Easy No-Cooking Recipes by Seaspice and Nautilus South Beach

Wednesday, September 19, 2018

Spend more time eating and less time cooking with Seaspice and Nautilus South Beach’s no-cook recipes!

Vegan Avocado Ceviche

For the busy weekdays and lazy weekends, Nautilus South Beach’s Executive Chef Richard Fuentes suggests the Vegan Avocado Ceviche.  

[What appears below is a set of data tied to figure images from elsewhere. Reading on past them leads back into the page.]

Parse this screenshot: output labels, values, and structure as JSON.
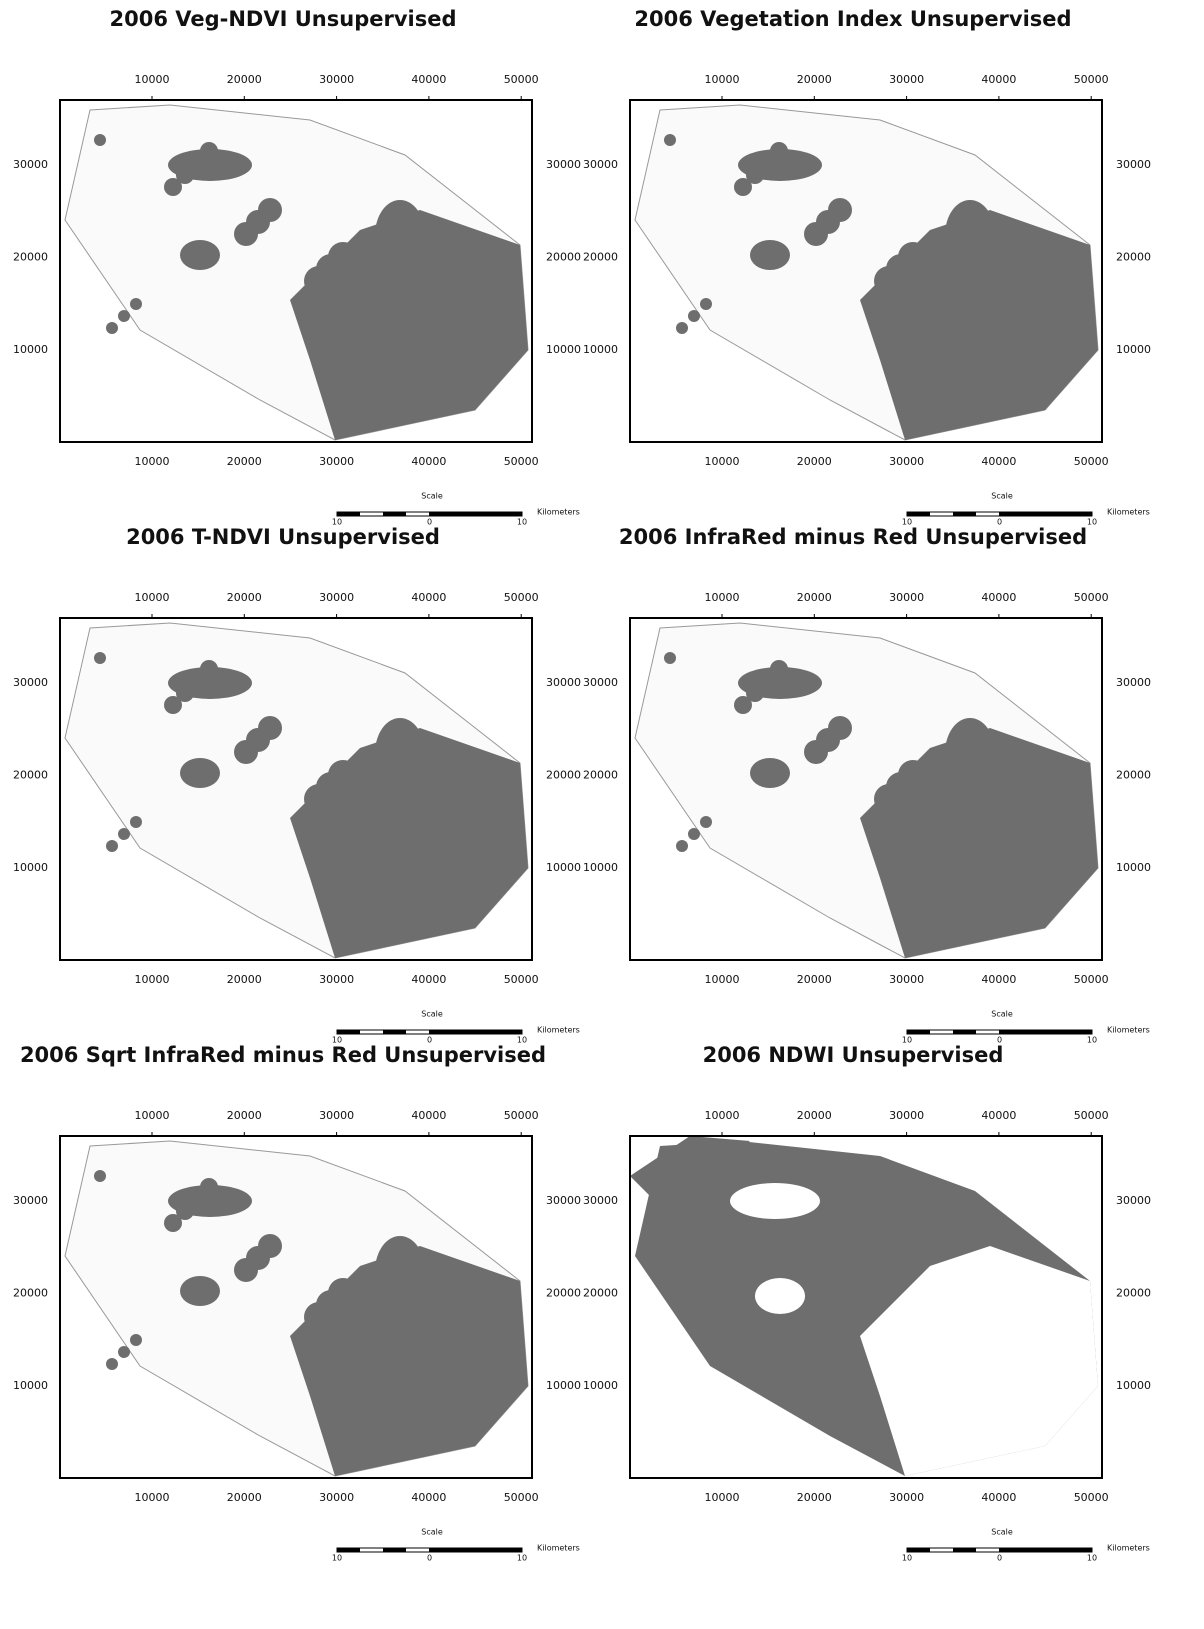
{
  "panels": [
    {
      "title": "2006 Veg-NDVI Unsupervised",
      "x_ticks": [
        10000,
        20000,
        30000,
        40000,
        50000
      ],
      "y_ticks": [
        30000,
        20000,
        10000
      ],
      "scale_label": "Scale",
      "scale_ticks": [
        10,
        0,
        10
      ],
      "scale_unit": "Kilometers"
    },
    {
      "title": "2006 Vegetation Index Unsupervised",
      "x_ticks": [
        10000,
        20000,
        30000,
        40000,
        50000
      ],
      "y_ticks": [
        30000,
        20000,
        10000
      ],
      "scale_label": "Scale",
      "scale_ticks": [
        10,
        0,
        10
      ],
      "scale_unit": "Kilometers"
    },
    {
      "title": "2006 T-NDVI Unsupervised",
      "x_ticks": [
        10000,
        20000,
        30000,
        40000,
        50000
      ],
      "y_ticks": [
        30000,
        20000,
        10000
      ],
      "scale_label": "Scale",
      "scale_ticks": [
        10,
        0,
        10
      ],
      "scale_unit": "Kilometers"
    },
    {
      "title": "2006 InfraRed minus Red Unsupervised",
      "x_ticks": [
        10000,
        20000,
        30000,
        40000,
        50000
      ],
      "y_ticks": [
        30000,
        20000,
        10000
      ],
      "scale_label": "Scale",
      "scale_ticks": [
        10,
        0,
        10
      ],
      "scale_unit": "Kilometers"
    },
    {
      "title": "2006 Sqrt InfraRed minus Red Unsupervised",
      "x_ticks": [
        10000,
        20000,
        30000,
        40000,
        50000
      ],
      "y_ticks": [
        30000,
        20000,
        10000
      ],
      "scale_label": "Scale",
      "scale_ticks": [
        10,
        0,
        10
      ],
      "scale_unit": "Kilometers"
    },
    {
      "title": "2006 NDWI Unsupervised",
      "x_ticks": [
        10000,
        20000,
        30000,
        40000,
        50000
      ],
      "y_ticks": [
        30000,
        20000,
        10000
      ],
      "scale_label": "Scale",
      "scale_ticks": [
        10,
        0,
        10
      ],
      "scale_unit": "Kilometers"
    }
  ]
}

  • avocado,  pitted, peeled, and cubed
  • 1 cup cauliflower diced
  • 1 tomato diced
  • 1/3 cup red onion, finely diced
  • 1 tablespoon jalapeño pepper, minced
  • 1 tablespoon fresh cilantro, chopped
  • 1 tablespoon lime juice
  • 1 tablespoon aji Amarillo
  • 1/4 teaspoon salt
  • 1 tablespoon olive oil


  • In a large bowl, combine avocado, cauliflower, tomatoes, onion, jalapeno, Aji Amarillo, cilantro, lime juice, salt, and olive oil.  
  • Serve with homemade pita chips or plantain chips

Florida Stone Crab Timbale
Chop, whisk and mix to create Seaspice’s Executive Chef Angel Leon’s Florida Stone Crab Timbale, which uses red quinoa, avocado pesto, mache lettuce, and citrus Dijon vinaigrette.

Citrus Dijon vinaigrette

  • Dijon mustard             1 tablespoon
  • Whole grain mustard  1 tablespoon
  • Lemon juice                1 cup
  • Thyme, chopped         1 teaspoon
  • Shallots, chopped        1 teaspoon
  • Extra virgin olive oil    1 ½ cups
  • Safflower oil                1 ½ cups
  • Water                          ½ cup
  • Salt                              1 ½ teaspoon


  • Whisk ingredients together in a bowl until emulsified.

Avocado pesto

  • Basil                                        ½ bunch
  • Avocado                                  2 each
  • Garlic, chopped                       ¼ teaspoon
  • Pumpkin seeds, toasted          1 tablespoon
  • Safflower oil                            2 tablespoon
  • Lime juice                                ¼ cup
  • Olives pitted                           2 tablespoon
  • Olive juice                               2 tablespoon
  • Salt and pepper                       to taste


  • Place all ingredients in a blender, blend until smooth.

Red quinoa:

  • Buy red quinoa that is pre-cooked. For those who would prefer to cook it themselves, ingredients and steps below.
  • Red quinoa, rinsed                  1 cup
  • Water                                      1 ½ cup
  • Cook as rice.


  • In a bowl, place 3.5 oz chilled cooked quinoa, add 1 tablespoon of citrus Dijon vinaigrette, ½ teaspoon salt, 1 teaspoon chopped parsley, mix together and set aside.
  • In another bowl, place 3.5 oz of shelled stone crab meat, add 1 tablespoon citrus Dijon vinaigrette, 1 teaspoon chopped parsley and ½ teaspoon salt, mix together and set aside.
  • In another bowl place 2 bunches of mache lettuce drizzle with extra virgin olive oil and season with salt, set aside.
  • On the center of a plate, spoon 1 tablespoon of avocado in the center, smooth it out into a circle. Put a 4-inch ring mold on top, and place the red quinoa mix on the bottom, press down with a spoon to make it even. Then, add the stone crab mix on top, slightly press down with the spoon, carefully slide the ring mold off the plate. Top with seasoned mache lettuce and sprinkle with toasted pumpkin seeds.